I use spork to run my tests faster. I experianced 2x to 5x faster test running time when I use spork. My Gemfile look similar to the below one.
group :development, :test do
gem 'rspec-rails'
gem 'spork', :git => 'git@github.com:sporkrb/spork.git'
gem 'guard-spork'
gem 'guard-rspec'
gem 'guard-cucumber'
end
group :test do
gem 'cucumber-rails', :require => false
end
The Setup
So I added all the needed gems to my Gemfile and now its time to setup rspec and cucumber.

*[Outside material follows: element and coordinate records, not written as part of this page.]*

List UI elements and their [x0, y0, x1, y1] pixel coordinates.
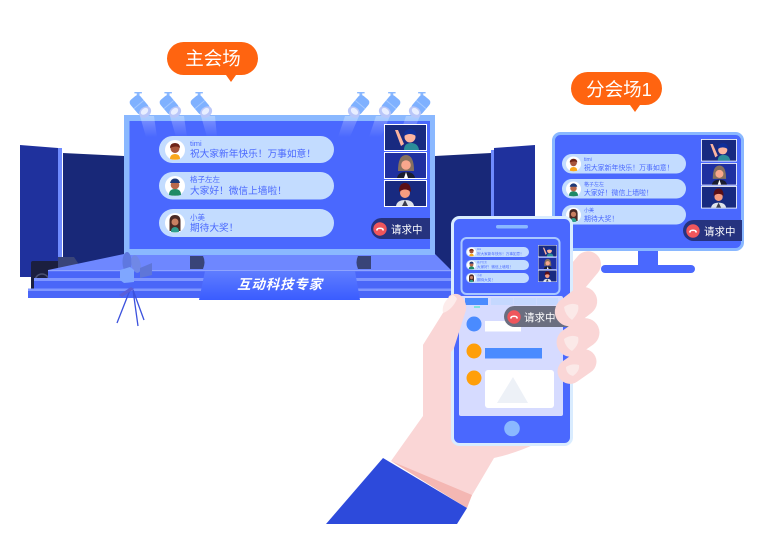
feed row 1: [466, 316, 521, 332]
chat message: timi: [562, 154, 686, 174]
hand: palm and wrist: [391, 310, 560, 508]
branch hall label: [571, 72, 662, 112]
hand: fingers over phone: [549, 281, 605, 389]
chat message: timi: 祝大家新年快乐！万事如意！: [190, 147, 316, 160]
finger 1: [549, 281, 603, 332]
home button: [504, 421, 520, 436]
stage: [28, 254, 451, 298]
video thumbnails: [384, 124, 427, 207]
chat message: timi: [159, 136, 334, 163]
video thumbnails: [701, 139, 737, 208]
request pill: 请求中: [704, 225, 736, 238]
finger 3: [553, 344, 601, 389]
request pill: [371, 218, 430, 239]
chat message: 格子左左: 格子左左: [584, 181, 604, 188]
chat message: 格子左左: 大家好！微信上墙啦！: [584, 188, 653, 197]
chat message: 小美: [562, 205, 686, 224]
phone mini screen: 期待大奖！: [477, 277, 495, 282]
main hall label: 主会场: [185, 48, 241, 69]
phone mini screen: 格子左左: [477, 260, 488, 264]
phone mini screen: 小美: [477, 273, 483, 277]
chat message: 小美: 小美: [584, 207, 594, 214]
phone: [452, 218, 572, 444]
request pill: 请求中: [391, 223, 422, 236]
hand: thumb over phone: [423, 294, 466, 360]
phone mini screen: [462, 238, 560, 294]
spotlights: [128, 92, 432, 120]
speaker: [31, 257, 78, 291]
phone mini screen: 祝大家新年快乐！万事如意！: [477, 251, 524, 256]
tabs: [465, 298, 558, 308]
stage banner: 互动科技专家: [237, 277, 325, 292]
request pill: [683, 220, 742, 241]
request pill on phone: [504, 306, 570, 327]
chat message: 小美: 期待大奖！: [190, 221, 238, 234]
request pill on phone: 请求中: [524, 311, 556, 324]
monitor: [554, 134, 742, 273]
chat message: 格子左左: [562, 179, 686, 198]
chat message: timi: timi: [584, 157, 592, 163]
phone mini screen: timi: [477, 248, 481, 251]
main screen: [124, 115, 435, 255]
chat message: 小美: 期待大奖！: [584, 214, 618, 223]
chat message: 格子左左: 大家好！微信上墙啦！: [190, 184, 287, 197]
speaker slot: [496, 225, 528, 228]
feed row 3: [466, 370, 554, 408]
stage banner: [199, 271, 360, 300]
phone mini screen: 大家好！微信上墙啦！: [477, 264, 513, 269]
chat message: 小美: 小美: [190, 212, 205, 222]
branch hall label: 分会场1: [586, 79, 652, 100]
feed row 2: [466, 344, 542, 358]
phone content panel: [459, 296, 563, 416]
main hall label: [167, 42, 258, 82]
light beams: [140, 116, 420, 137]
chat message: timi: 祝大家新年快乐！万事如意！: [584, 163, 674, 172]
chat message: 格子左左: 格子左左: [190, 174, 220, 184]
hand: index finger behind phone: [552, 246, 606, 304]
sleeve: [326, 458, 467, 524]
chat message: 格子左左: [159, 172, 334, 200]
chat message: timi: timi: [190, 139, 202, 148]
camera on tripod: [117, 252, 152, 326]
finger 2: [551, 312, 605, 363]
left stage panels: [20, 145, 124, 277]
chat message: 小美: [159, 209, 334, 237]
right stage panels: [435, 145, 535, 277]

Now setup rspec and cucumber with the below commands which will generate related files and directory structure.
rails g rspec:install
rails g cucumber:install
Now you need to setup spork for rspec and cucumber.
spork rspec --bootstrap
The above command will generate spork.prefork
and spork.eachrun
blocks in the spec/spec_helper.rb
. Now you need to manually move the code generated by rails g rspec:install
into the spork.prefork
block.
spork cucumber --bootstrap
As you done for rspec, the above command will generate the spork.prefork
and spork.eachrun
blocks in the features/support/env.rb
and you need to move the code generated by rails g cucumber:install
into the spork.prefork
block.
Now its time to setup guard, which will watch your application code and tests and run the tests when ever you update the code/tests.
guard init spork
guard init rspec
guard init cucumber
This above command will generate Guardfile and add configuration for spork, rspec and cucumber.
Then you need to add cli: '--drb'
to rspec and cucmber guard configuration, to run them over the Spork DRb server.
An example configuration with cli option will look like,
guard 'cucumber', cli: '--drb' do
watch(%r{^features/.+\.feature$})
watch(%r{^features/support/.+$}) { 'features' }
watch(%r{^features/step_definitions/(.+)_steps\.rb$}) {
|m| Dir[File.join("**/#{m[1]}.feature")][0] || 'features'
}
end
Thats it. My bdd setup for rails is done.